AACR-John and Elizabeth Leonard Family Foundation Basic Cancer Research Fellowship
The AACR-John and Elizabeth Leonard Family Foundation Basic Cancer Research Fellowship represents a joint effort to encourage and support mentored young investigators to conduct basic cancer research and to establish a successful career path in this field.
SWI/SNF complexes activate transcription by regulating nucleosome positioning and providing access to transcriptional machinery. On the other hand, PRC1/2 complexes orchestrate chromatin condensation and gene repression. Recent studies suggest that an important tumor suppressive function of SWI/SNF complex is to oppose PRC2 activity on chromatin. Despite the mounting evidence that tumors containing gain- and loss-of function SWI/SNF perturbations are driven principally by a disrupted antagonism between PRC1/2 and SWI/SNF complexes, the biochemical mechanism of this antagonism remains elusive. Dr. Jain aims to 1) characterize the biochemical mechanism by which SWI/SNF evicts PRC1/2 from chromatin in an ATP-dependent manner and 2) define the molecular function of SWI/SNF- PRC1/2 opposition in tumors driven by either SWI/SNF or histone mutations.

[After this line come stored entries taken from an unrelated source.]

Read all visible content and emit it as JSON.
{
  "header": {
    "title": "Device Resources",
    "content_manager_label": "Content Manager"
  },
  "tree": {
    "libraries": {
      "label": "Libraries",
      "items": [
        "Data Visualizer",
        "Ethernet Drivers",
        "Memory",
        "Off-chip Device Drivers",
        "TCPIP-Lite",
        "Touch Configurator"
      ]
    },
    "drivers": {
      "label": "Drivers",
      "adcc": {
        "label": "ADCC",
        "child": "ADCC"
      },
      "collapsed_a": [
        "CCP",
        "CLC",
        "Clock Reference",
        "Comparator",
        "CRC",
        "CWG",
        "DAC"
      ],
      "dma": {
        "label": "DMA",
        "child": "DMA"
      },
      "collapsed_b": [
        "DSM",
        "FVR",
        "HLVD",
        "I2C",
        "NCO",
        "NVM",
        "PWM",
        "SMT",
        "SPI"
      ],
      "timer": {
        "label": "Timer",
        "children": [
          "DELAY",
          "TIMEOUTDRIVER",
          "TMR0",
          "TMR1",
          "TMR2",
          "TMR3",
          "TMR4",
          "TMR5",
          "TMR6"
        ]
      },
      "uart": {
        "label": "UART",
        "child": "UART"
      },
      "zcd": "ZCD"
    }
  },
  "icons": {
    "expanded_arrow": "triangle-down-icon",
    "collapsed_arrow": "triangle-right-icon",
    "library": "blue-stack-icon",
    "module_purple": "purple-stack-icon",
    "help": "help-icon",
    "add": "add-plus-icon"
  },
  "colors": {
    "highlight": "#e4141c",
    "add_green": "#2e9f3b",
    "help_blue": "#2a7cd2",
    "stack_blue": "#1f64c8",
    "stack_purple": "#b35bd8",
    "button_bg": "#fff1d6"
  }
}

Dr. Jain received his PhD in biomolecular chemistry at the University of Wisconsin-Madison, where he studied the biochemical mechanisms underlying the “oncohistones” found in pediatric cancers and characterized the oncoprotein, EZHIP (CXorf67). He is a postdoctoral research fellow at Dana Farber Cancer Institute, where he studies the biochemical functions of the SWI/SNF family of chromatin remodelers in normal cells and in cancers.
Acknowledgment of Support
I am honored and grateful to have received the 2021 AACR-John and Elizabeth Leonard Family Foundation Basic Cancer Research Fellowship. This invaluable support provides me with an opportunity to address some outstanding questions about these aggressive pediatric sarcomas and will substantially potentiate my current scientific aims and future career trajectory.
Exposure to UV irradiation causes spontaneous mutations that may disrupt a stem cell’s homeostatic program and lead to skin cancer. Dr. Kuri has been investigating how mutations that are linked to skin carcinogenesis, but are also paradoxically highly prevalent in normal skin, alter the activity of stem cells and increase disease susceptibility. Non-invasive monitoring and visualization of cell activity in the intact skin after acquisition of tumor-driver mutations is performed using long-term live imaging of both genetic and humanized mouse models. In these systems, single differentially labeled cells are genetically manipulated to recapitulate the appearance of spontaneous mutations. The fate of these individual cells is followed over time using live imaging to determine the conditions that favor or limit cellular expansion in vivo, ultimately revealing critical information for disease prognosis.
Dr. Kuri obtained her PhD at EMBL in Heidelberg. There, she visualized and characterized inflammasome-dependent pyroptosis in keratinocytes by in vivo imaging of zebrafish skin. She is currently a postdoctoral fellow at the University of Pennsylvania, where she uses intravital imaging of mammalian skin to study how oncogenic mutations disrupt tissue homeostasis and promote carcinogenesis at the single-cell level.
Acknowledgement of Support
I am honored to have been selected as a recipient of the AACR-John and Elizabeth Leonard Family Foundation Basic Cancer Research Fellowship. This invaluable support and recognition will significantly contribute to the development of my research project and will certainly always be a highlight of my scientific career.